The surface of the casserole might even look promising—an expanse of crushed corn flakes, for example—but the actual innards were usually a mess. Most often it was a sloppy combination of a gluey carb, some kind of limp protein (maybe tuna fish or fatty chicken chunks), a sprinkling of canned peas or undercooked onions, and (worst of all), a base of tepid cream of mushroom soup.
My frugal dad was infamous for making casseroles out of random and often expired leftovers from the fridge, dumping them together indiscriminately, like a drunken Julia Childs. Twice as a kid he gave me food poisoning; the second time was the morning of our grade school’s annual field day. Thanks to his “breakfast casserole surprise,” I set a personal best in the “repeated dash to the bathroom event.”
Salad Setbacks: Any random configuration of cold ingredients in Utah during those decades could be called a “salad” as long as it wasn’t technically a green salad. This would have been fine if the ingredients had been fresh, logically paired, and bound by something tasty, like yogurt or freshly whipped cream. Sadly, the opposite was true in most cases: the ingredients were usually dumped from a can, the pairings were often a savory-sweet nightmare, and the base was either gelatin, or a bland, space age condiment like Miracle-Whip, Cool-Whip or Redi-Whip. (Sheesh, enough already with the “whips.”)
We chuckle now about the iconic Utah jello salad with carrot shavings, but I’ve received reports of demented aunts who filled their gelatin with much more disturbing debris: corn, diced onion, tuna, green beans, mushrooms, lima beans, cottage cheese, and coconut shavings. My grandma’s go-to “dessert-salad” was lime jello riddled with mushy walnuts and a can of fruit cocktail in which all the various fruit chunks had the same flat taste and mealy texture—and then topped with a layer of mayo and grated cheddar cheese. Is it even possible to categorize that surreal dish on the food pyramid?

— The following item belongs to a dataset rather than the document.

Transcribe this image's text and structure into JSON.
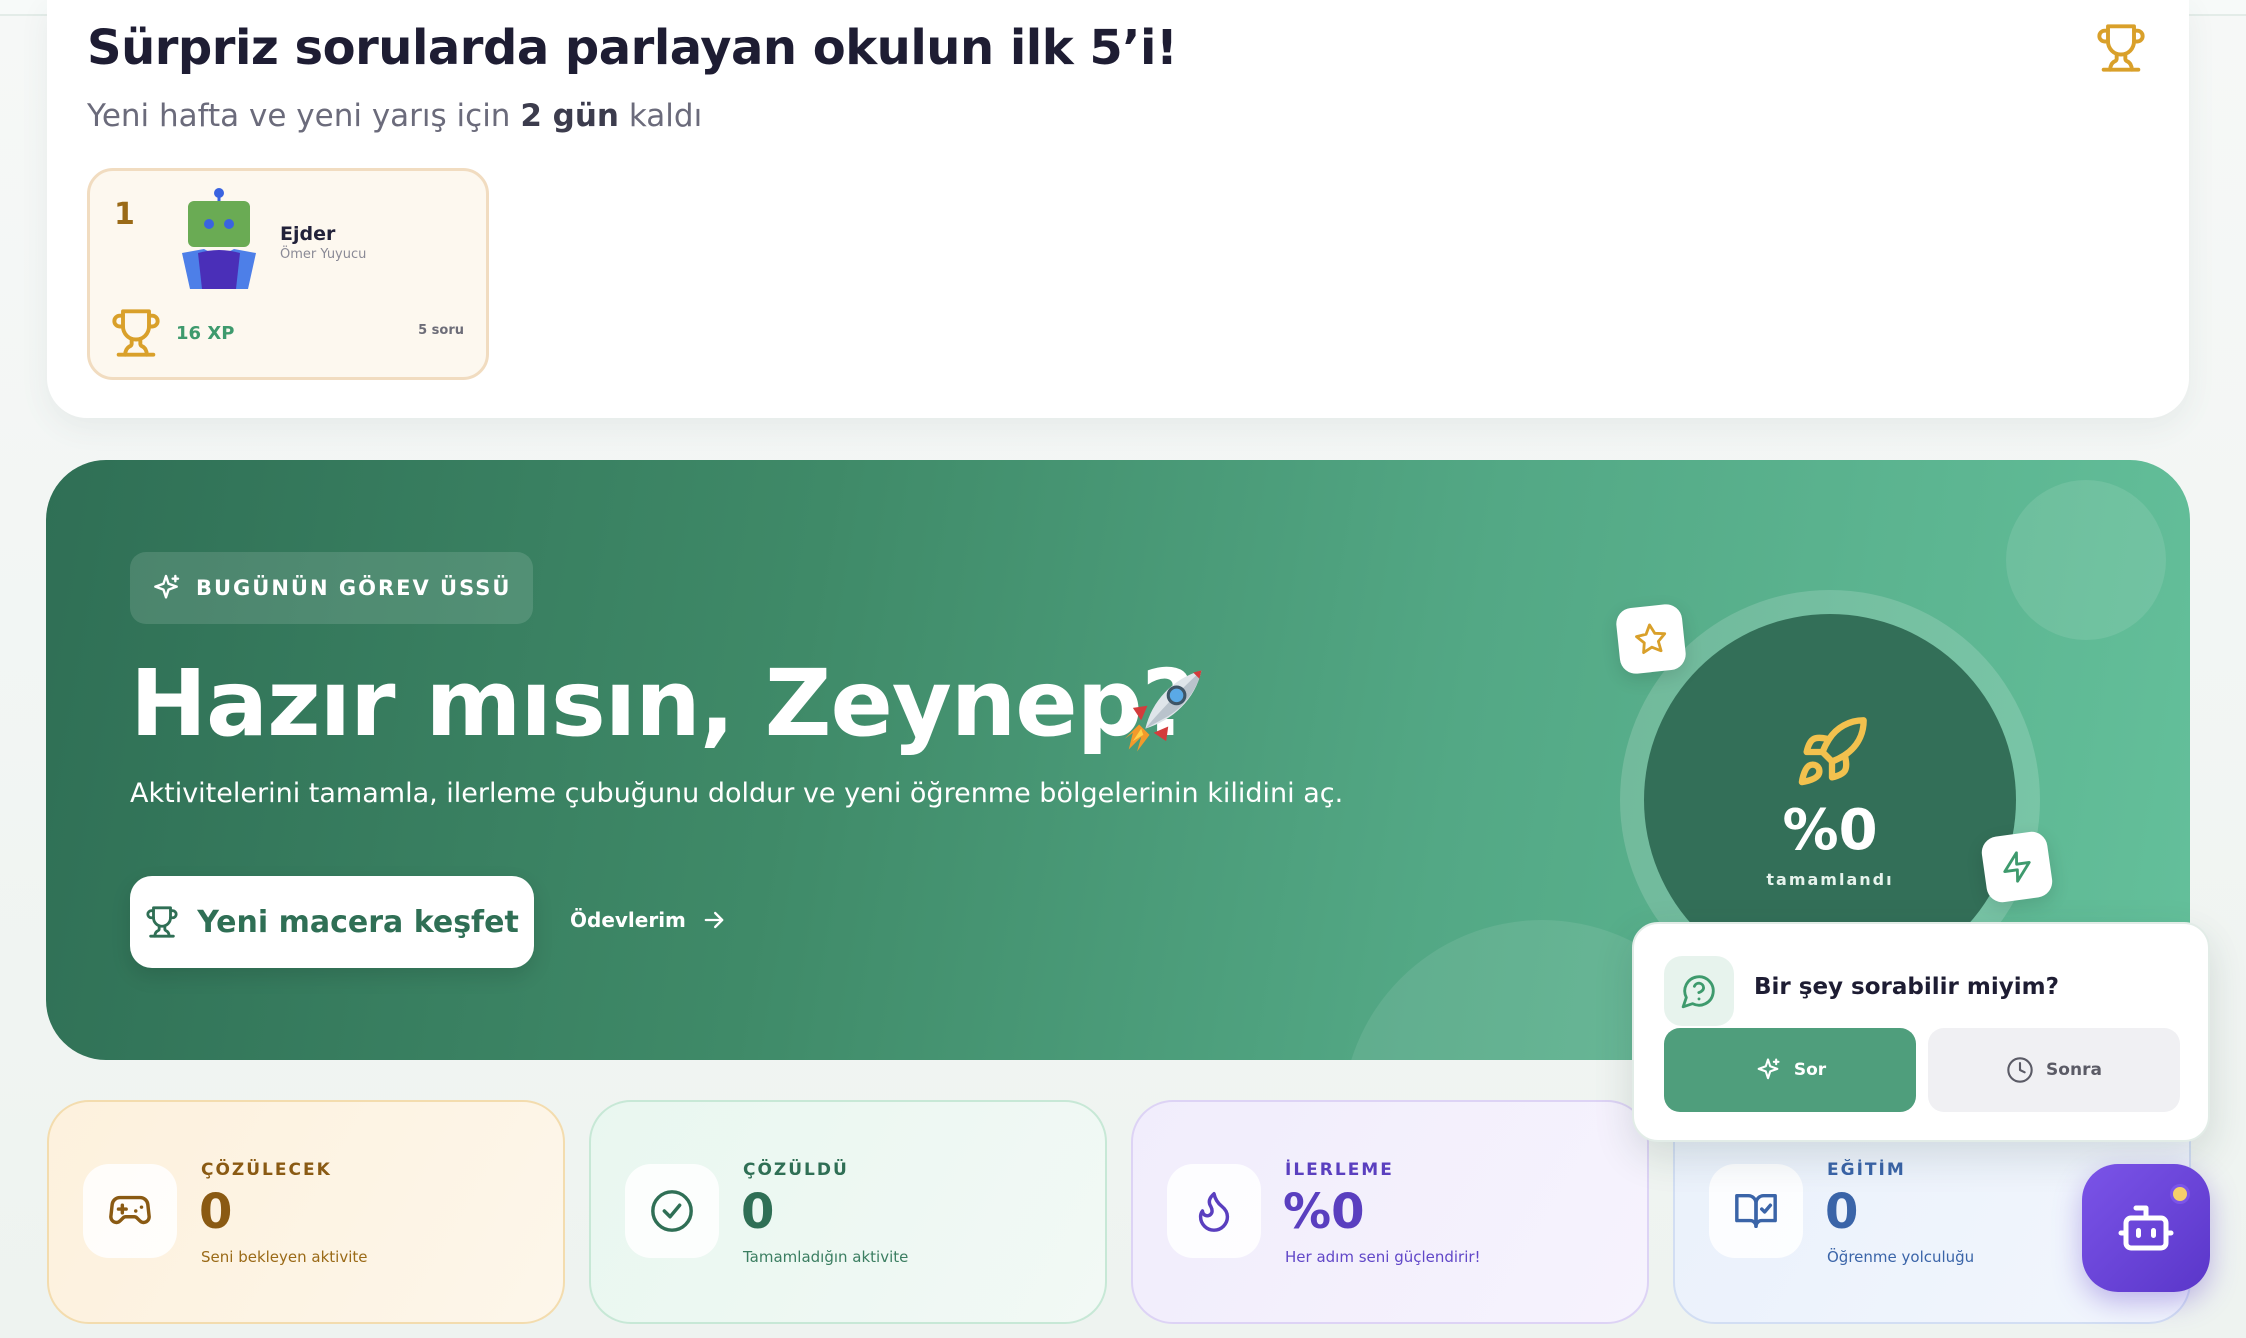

Mystery Meat Mishaps: Cheap, textureless meats were the craze in Utah in the 70s and 80s: spam, corned beef, meatloafs, pressed hams, and beanie-weenies (aka, “Vienna Sausages”). I never saw or tasted real deli meat as a grade schooler; my packed lunch was always a floppy slice of baloney smeared with miracle whip, melded to a sad slice of American cheese and a limp piece of iceberg lettuce, and then smooshed between two pieces of soggy wonder bread. I was forever jealous of friends eating the school cafeteria’s overcooked corn dogs and stale fries.
As if the inherent disgustingness of these processed meats weren’t enough, Utah cooks often took the yuck factor to another level by serving them in a “creamed” style (covered in a rapidly coagulating white sauce—usually made with margarine, flour and water or rehydrated, powdered milk). I dreaded Monday nights because we ate “chipped beef gravy” with canned peas dumped on a stale piece of white bread. It made me wonder if my mom (who is now an incredible cook), was moonlighting in her spare time as an underpaid chef in a low budget retirement home.
My mother did occasionally redeem herself in the mystery meat department, however, sometimes making “smothered flat dogs”—a recipe with no nutritional value, but which appealed, visually, to a seven-year-old’s morbid sensibility. She cut the hot dogs lengthwise, splayed them open (like patients in surgery), topped them with a smear of box-made mashed potatoes and then baked them in the oven with a squirt of ketchup and blanket of half-melted American cheese.
In conclusion, it looks like the makers of that tv series are out of luck when they get to our state. That is, unless, they want to do a different kind of show—maybe a grainy, black and white exposé on Utah’s unsolved food crimes? I’d appear as a witness on that program, as long as they hid my face, distorted my voice, and gave me a chance beforehand to warn--and apologize --to my mom.